Treatment of this and other types of phobias it is carried out by psychotherapyThere are several treatments to use with proven effectiveness.
The best known and most effective technique is exposure. Basically, therapy involves the subject being gradually exposed to the feared stimuli until the level of anxiety, panic, and physiological activation decreases. It is important to note that this exposure must be progressive, Establish a hierarchy with the patient. It can allow a temporary escape in situations where the anxiety is unbearable for the subject, provided that he returns to the situation.
The most effective exposure is live exposure, in which the patient is actually exposed to the dreaded stimulation. However, before that, it is possible to resort to imaginative exposure to feared situations or even exposure by means of virtual reality.
It should be borne in mind that for an anthropophobic person, the situation of going to therapy can also be aversive for the patient when faced with a situation that requires contact with another person (in fact being the subject). exponent – to his dreaded stimulus). In this regard, it may be necessary to establish a chain of steps in which the subject gradually comes into contact with the therapist by telephone, video call and finally face to face.

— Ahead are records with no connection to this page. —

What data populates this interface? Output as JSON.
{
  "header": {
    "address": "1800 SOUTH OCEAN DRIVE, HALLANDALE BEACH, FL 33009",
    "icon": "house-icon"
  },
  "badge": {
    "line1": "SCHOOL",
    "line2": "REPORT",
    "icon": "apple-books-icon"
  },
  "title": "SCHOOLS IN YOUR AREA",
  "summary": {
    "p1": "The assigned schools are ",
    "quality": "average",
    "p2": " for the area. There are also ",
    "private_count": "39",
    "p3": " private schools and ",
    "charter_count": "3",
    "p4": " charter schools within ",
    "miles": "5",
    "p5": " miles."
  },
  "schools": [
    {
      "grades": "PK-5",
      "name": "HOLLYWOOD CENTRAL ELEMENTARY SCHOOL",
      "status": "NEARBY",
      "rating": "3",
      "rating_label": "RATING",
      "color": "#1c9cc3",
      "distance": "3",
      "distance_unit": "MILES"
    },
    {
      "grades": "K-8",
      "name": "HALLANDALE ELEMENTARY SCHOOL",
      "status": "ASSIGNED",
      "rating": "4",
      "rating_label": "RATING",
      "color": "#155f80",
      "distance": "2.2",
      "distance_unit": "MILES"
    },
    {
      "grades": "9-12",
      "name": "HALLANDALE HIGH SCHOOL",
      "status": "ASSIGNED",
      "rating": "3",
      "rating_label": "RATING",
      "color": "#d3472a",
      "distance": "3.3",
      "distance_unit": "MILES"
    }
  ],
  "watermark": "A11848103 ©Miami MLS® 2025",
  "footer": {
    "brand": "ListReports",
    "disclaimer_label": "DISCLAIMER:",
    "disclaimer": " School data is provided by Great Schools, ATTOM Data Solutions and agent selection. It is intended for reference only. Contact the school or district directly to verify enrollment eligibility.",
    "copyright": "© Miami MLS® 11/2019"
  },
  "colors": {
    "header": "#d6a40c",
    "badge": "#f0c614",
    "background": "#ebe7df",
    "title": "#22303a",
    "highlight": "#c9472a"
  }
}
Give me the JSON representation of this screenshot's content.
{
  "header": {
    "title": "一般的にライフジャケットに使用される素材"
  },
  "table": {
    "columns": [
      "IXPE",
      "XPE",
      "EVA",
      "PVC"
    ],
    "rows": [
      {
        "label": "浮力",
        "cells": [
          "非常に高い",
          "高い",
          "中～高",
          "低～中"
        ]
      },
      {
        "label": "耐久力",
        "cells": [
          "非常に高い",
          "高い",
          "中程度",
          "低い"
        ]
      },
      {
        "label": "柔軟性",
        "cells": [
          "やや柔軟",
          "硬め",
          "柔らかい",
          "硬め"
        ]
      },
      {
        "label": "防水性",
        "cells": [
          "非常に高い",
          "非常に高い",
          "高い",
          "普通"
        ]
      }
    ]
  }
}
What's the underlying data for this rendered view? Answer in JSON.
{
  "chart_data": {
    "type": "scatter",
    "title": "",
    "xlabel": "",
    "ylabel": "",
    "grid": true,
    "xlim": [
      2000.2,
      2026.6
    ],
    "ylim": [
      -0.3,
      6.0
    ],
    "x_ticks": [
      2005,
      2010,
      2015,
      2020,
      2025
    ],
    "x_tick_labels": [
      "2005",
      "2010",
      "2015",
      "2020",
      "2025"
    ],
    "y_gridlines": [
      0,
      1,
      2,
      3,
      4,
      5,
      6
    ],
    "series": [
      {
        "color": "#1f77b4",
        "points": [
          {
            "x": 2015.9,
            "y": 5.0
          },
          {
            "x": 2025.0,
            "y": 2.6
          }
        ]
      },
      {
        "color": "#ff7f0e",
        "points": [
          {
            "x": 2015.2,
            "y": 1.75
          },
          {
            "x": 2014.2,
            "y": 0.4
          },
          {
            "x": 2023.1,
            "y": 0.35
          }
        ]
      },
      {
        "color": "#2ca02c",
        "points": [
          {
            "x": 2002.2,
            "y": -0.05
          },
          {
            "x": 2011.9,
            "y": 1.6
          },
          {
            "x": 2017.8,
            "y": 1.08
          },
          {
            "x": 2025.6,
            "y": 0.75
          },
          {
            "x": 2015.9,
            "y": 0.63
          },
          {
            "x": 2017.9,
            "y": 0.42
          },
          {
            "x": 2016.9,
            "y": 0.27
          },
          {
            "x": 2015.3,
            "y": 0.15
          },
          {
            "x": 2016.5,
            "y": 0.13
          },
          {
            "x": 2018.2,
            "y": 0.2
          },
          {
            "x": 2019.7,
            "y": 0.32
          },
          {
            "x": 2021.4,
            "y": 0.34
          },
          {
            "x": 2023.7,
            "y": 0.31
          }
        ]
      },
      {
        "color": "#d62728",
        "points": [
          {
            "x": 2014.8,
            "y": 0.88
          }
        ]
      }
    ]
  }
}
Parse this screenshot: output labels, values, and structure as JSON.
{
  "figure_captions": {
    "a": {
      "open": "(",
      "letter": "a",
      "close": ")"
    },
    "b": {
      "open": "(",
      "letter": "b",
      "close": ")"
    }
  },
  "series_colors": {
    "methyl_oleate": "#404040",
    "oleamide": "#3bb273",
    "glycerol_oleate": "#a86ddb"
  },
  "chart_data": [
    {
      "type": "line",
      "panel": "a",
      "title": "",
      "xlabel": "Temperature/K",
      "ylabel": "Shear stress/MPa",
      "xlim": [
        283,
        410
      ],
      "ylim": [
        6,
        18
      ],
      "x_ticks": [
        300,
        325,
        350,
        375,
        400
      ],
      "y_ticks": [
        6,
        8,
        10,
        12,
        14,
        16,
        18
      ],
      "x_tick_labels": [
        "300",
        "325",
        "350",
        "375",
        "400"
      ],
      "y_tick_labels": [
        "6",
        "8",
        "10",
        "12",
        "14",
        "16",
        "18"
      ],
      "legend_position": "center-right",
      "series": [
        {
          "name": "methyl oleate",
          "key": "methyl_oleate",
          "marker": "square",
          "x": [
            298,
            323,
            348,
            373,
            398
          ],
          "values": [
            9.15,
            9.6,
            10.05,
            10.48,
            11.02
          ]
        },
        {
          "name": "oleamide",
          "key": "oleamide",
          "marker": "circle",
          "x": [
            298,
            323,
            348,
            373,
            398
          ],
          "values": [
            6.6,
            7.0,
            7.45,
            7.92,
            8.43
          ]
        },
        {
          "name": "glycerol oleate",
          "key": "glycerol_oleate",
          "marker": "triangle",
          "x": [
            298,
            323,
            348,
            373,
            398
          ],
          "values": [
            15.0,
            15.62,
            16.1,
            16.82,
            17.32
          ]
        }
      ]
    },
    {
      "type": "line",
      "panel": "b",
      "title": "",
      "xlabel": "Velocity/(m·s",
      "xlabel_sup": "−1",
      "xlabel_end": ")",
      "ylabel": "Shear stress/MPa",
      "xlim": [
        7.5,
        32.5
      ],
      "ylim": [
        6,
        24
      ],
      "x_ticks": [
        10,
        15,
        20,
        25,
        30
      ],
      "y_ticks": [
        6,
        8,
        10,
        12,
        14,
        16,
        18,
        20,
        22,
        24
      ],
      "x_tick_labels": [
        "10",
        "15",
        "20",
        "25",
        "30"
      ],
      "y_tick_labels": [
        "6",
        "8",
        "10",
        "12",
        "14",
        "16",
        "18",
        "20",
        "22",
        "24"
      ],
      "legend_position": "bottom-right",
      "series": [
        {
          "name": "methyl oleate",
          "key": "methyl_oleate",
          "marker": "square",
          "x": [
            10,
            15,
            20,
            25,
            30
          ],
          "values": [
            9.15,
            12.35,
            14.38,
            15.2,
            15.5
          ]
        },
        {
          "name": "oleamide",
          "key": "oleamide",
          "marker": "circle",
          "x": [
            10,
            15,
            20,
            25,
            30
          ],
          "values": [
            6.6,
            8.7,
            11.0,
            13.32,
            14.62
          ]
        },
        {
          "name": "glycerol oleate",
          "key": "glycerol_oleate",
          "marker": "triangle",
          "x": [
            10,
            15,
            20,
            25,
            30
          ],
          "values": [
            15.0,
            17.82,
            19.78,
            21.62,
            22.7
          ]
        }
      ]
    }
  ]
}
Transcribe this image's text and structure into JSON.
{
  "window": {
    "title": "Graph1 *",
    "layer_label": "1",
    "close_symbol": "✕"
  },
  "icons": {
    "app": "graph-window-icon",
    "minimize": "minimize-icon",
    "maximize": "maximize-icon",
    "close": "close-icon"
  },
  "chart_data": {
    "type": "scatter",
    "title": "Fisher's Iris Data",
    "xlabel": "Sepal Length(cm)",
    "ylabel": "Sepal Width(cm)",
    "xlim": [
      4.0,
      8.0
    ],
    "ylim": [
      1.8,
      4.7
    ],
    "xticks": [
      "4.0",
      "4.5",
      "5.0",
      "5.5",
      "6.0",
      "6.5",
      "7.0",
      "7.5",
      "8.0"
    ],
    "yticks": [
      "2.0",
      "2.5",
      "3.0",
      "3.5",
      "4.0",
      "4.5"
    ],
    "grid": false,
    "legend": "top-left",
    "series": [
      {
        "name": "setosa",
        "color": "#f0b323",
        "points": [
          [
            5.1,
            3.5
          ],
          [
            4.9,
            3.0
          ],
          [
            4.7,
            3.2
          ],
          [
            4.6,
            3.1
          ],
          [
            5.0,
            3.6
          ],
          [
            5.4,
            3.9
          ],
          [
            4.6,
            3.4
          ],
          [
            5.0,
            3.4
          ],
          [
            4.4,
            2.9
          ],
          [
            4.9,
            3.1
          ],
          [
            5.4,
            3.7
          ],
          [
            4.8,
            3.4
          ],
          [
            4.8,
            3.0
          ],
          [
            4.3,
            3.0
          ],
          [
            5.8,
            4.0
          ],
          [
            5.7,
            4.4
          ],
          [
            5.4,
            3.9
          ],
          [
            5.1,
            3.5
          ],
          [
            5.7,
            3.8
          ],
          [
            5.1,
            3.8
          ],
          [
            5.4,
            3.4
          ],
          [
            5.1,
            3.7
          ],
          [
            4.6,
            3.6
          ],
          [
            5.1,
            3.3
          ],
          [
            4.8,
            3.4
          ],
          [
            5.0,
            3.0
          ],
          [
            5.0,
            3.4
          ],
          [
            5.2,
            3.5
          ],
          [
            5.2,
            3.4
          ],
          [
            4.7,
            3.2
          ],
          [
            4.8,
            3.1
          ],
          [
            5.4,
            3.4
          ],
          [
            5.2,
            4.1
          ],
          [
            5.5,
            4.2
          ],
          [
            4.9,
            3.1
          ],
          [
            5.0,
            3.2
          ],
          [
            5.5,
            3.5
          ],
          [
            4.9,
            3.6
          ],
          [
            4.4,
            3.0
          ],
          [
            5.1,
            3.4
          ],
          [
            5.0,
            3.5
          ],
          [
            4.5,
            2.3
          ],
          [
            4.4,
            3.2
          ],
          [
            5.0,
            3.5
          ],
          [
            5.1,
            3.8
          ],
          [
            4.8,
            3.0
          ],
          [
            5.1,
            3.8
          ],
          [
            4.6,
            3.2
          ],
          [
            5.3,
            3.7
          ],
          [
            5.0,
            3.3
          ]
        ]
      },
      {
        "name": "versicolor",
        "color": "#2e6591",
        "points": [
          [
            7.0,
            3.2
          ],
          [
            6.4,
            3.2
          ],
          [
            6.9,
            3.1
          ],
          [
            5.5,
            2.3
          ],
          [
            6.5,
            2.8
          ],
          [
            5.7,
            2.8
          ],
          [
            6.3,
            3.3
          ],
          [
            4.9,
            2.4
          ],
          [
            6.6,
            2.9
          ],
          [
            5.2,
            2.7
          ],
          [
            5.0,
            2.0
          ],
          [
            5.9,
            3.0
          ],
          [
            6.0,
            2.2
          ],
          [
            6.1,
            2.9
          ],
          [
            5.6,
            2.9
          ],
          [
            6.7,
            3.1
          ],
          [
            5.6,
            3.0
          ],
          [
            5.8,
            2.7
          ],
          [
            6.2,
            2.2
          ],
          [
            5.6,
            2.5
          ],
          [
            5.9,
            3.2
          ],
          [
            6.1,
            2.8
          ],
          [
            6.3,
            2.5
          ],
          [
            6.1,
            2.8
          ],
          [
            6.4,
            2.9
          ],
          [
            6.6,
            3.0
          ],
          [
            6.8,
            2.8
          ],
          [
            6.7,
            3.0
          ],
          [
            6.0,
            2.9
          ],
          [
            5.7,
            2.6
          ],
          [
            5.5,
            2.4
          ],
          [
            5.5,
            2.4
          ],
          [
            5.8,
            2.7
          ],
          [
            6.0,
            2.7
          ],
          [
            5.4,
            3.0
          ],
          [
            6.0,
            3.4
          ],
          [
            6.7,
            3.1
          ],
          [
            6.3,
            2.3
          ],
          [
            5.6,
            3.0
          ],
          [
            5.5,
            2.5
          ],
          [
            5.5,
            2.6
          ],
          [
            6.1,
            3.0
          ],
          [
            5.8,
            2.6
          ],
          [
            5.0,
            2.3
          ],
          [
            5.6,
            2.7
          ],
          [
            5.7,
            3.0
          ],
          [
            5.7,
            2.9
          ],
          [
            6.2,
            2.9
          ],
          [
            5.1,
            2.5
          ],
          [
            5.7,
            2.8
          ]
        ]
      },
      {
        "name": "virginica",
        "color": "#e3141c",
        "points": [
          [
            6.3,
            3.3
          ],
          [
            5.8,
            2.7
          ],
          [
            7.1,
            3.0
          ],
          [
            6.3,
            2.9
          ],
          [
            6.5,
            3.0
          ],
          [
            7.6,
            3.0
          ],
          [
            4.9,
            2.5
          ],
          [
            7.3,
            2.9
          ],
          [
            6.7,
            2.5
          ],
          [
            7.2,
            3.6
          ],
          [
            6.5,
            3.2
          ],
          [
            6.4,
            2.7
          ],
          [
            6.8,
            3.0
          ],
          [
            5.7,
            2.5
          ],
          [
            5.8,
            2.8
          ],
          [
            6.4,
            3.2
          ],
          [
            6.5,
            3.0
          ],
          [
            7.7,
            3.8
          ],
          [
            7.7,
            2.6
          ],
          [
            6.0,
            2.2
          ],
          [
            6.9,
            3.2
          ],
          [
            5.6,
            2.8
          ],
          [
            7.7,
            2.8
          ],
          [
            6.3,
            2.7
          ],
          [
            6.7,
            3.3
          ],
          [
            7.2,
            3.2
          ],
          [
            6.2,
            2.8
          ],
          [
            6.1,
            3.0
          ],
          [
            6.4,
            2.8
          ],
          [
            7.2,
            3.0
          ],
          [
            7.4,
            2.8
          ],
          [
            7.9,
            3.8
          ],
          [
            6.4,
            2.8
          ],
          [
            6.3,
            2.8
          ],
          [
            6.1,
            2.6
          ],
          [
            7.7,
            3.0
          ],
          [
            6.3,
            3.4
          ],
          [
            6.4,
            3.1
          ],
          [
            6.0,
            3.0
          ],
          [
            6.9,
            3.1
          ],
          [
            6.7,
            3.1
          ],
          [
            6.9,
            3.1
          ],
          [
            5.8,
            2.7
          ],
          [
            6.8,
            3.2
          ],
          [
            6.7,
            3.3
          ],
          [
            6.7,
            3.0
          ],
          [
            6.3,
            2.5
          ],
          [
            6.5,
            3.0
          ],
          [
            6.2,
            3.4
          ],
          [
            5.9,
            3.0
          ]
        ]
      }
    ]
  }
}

Besides exposure, anthropophobia is very useful cognitive restructuring work to fight any beliefs that could have generated or maintained panic at the idea of getting closer to another person. Training in social skills can also be useful (although therapy should already be advanced) and in assertiveness to improve abilities. Finally, the use of expressive therapies can be useful for them to express their fears and doubts, as well as techniques that increase self-esteem.
Sometimes when the panic and anxiety are very intense it can be helpful occasional use of a certain type of tranquilizer such as benzodiazepines, Or certain types of antidepressants. As with social phobia, the use of paroxetine appears to be particularly helpful.
However, it should be borne in mind that this use of pharmacology would not solve the problem on its own, but only temporarily reduce anxiety symptoms. Thus, the treatment of anthropophobia and other phobias requires psychological therapy, although it may benefit from the use of pharmacology as a supplement.